The major unknown is future risk provisioning. „This could impact banks if we enter a recession“, notes Stickling. However, he believes that risks have so far been properly priced, and provisions made.

The situation varies by segment. „Many problems in the real estate market are driven by interest rates. If rates decrease, these problems should not worsen further," he says. Residential real estate financing faces no major issues. Commercial real estate, particularly office properties, might still be challenging, though Stickling is optimistic that the worst is over.

Overestimated cost component

In corporate banking, while interest rate cuts at the short end of the yield curve are relevant for working capital loans, the interest cost component is generally overestimated. A classic recession would pose a greater problem for corporate banking, though this is not currently evident.

After significant declines, the mortgage lending business is starting to recover, though it remains below previous levels. The German savings banks association (DSGV) reported a 16% increase in new loan commitments to 25 billion euros in the first half of the year. Overall, savings banks issued 66 billion euros in new loans in the first half of the year, 2% more than the previous year.

Base effect in mortgage lending

„If bank lending in mortgage financing increases, it's essentially a base effect", states Stickling. "The volume had dropped sharply and is now gradually recovering. This results in impressive growth rates, but compared to previous years, the level is still low.“

With lower interest rates, more people and businesses can afford loans, leading to increased demand. However, this effect should not be overstated. For instance, ING Germany notes that, in response to inquiries about how the interest rate cuts are affecting its business, there are currently only minor impacts on its lending activities.

„Especially for mortgage financing conditions, there has been no significant change in the market, as these are fundamentally based on long-term market interest rates. The recent interest rate cut had already been factored into market expectations“, said an ING spokesperson.

The Sparkassen- und Giroverband Hessen-Thüringen (SGVHT) confirms this view. The ECB interest rate cut was no surprise, and the association, which includes 48 savings banks, expects future interest rate cuts to stabilise lending activities in the short term.

Comparing May and June 2024, there have been minimal changes. For example, interest income increased by 0.01 percentage points to 2.39%. Fee income remained unchanged, customer deposits decreased slightly, and loan volumes increased minimally. If the ECB's interest rate step effective from June 12 had any impact on the SGVHT's figures, the effect was minimal – mainly due to the short time span between the rate cut and the end of the month.

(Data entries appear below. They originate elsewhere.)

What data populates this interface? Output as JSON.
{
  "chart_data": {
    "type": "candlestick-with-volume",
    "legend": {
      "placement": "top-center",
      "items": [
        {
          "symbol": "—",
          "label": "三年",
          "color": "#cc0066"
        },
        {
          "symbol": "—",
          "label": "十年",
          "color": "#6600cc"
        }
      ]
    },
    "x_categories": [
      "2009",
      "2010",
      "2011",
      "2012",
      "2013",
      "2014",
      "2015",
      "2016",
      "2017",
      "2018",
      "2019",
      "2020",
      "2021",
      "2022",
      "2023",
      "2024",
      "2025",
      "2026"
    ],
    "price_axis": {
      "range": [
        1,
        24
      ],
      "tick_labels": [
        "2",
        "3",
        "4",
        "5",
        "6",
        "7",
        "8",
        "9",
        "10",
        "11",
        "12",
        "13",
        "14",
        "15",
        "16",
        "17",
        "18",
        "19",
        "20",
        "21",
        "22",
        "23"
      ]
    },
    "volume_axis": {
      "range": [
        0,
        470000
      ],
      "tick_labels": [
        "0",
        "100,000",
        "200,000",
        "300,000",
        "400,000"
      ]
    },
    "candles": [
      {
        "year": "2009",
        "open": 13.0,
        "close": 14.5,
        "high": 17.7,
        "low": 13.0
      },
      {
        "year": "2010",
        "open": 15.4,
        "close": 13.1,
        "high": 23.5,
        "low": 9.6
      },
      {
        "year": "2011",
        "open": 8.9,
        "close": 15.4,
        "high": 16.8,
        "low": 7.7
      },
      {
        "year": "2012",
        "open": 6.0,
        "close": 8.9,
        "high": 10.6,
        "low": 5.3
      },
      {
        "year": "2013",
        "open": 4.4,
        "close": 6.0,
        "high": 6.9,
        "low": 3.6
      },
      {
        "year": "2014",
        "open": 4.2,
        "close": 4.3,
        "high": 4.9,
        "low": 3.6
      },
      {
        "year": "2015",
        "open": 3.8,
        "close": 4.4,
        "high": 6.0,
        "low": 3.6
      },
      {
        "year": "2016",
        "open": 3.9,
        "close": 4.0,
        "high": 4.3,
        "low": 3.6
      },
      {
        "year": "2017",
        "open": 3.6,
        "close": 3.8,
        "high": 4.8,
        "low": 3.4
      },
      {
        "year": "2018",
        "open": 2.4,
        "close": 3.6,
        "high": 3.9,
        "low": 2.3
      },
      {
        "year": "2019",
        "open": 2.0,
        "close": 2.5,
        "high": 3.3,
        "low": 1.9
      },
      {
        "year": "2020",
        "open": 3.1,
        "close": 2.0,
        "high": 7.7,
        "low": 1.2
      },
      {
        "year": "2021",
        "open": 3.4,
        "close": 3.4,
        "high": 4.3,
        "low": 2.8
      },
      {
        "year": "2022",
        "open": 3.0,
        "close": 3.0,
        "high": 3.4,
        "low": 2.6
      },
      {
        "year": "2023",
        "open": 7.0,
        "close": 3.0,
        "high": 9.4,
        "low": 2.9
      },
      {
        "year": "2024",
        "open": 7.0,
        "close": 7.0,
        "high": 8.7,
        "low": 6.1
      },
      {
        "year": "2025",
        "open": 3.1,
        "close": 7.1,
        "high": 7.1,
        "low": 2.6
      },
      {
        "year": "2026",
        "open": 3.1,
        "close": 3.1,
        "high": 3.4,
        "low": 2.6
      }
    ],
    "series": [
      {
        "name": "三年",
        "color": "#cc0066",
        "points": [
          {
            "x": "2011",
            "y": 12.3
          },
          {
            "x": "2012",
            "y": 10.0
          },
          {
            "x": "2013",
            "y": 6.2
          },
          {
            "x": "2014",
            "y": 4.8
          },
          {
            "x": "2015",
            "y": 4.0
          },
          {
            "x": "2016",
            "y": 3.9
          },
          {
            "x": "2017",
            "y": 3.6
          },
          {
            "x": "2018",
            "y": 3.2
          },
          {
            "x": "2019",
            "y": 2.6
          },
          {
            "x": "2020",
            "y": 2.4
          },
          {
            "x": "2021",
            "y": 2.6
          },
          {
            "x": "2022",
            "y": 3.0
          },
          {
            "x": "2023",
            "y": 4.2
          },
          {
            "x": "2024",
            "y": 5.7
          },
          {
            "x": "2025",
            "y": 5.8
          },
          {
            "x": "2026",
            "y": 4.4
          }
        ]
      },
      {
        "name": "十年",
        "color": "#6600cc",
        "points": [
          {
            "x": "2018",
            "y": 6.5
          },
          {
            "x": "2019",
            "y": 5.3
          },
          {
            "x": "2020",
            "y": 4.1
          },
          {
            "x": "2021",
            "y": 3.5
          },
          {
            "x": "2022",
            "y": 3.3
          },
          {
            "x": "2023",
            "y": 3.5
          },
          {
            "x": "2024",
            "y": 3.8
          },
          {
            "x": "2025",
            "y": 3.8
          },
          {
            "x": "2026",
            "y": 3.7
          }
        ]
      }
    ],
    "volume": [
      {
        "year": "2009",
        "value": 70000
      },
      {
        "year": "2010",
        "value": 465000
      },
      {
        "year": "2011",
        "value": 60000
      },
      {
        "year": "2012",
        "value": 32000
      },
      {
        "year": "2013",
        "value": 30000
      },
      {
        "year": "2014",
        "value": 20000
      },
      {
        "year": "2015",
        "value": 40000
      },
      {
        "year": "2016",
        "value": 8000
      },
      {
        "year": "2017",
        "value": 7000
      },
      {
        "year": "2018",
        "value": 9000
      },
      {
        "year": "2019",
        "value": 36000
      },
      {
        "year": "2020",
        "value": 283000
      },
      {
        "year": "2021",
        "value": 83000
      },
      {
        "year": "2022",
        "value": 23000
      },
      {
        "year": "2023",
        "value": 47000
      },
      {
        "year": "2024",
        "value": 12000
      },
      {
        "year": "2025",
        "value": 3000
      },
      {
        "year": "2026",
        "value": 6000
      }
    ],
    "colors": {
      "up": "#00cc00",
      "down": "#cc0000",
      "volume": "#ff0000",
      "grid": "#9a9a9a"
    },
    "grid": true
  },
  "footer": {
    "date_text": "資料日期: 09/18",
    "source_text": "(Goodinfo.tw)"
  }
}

BBBank had already anticipated the rate cut for 2024 and incorporated it into its planning. The expected interest surplus for this year is projected to shrink by around 10% due to higher interest expenses compared to 2023, while the commission income is expected to provide a „continuously stable significant contribution“ to the overall results. According to a spokesperson, the new business in mortgage financing remains stable and can be expanded. The cooperative bank based in Karlsruhe anticipates an increase of more than 2% in its loan portfolio and more than 5% in customer deposits.

Targobank expects further rate cuts to support private consumption, mortgage lending, and corporate investment. But the impact is difficult to quantify due to various factors, with interest rates being only one among many, such as capital needs, product offering strategies, and competitive conditions.

The Sparda Banks association has observed no significant changes since the rate cut. While some impact on interest income is expected, it cannot be precisely quantified at this time.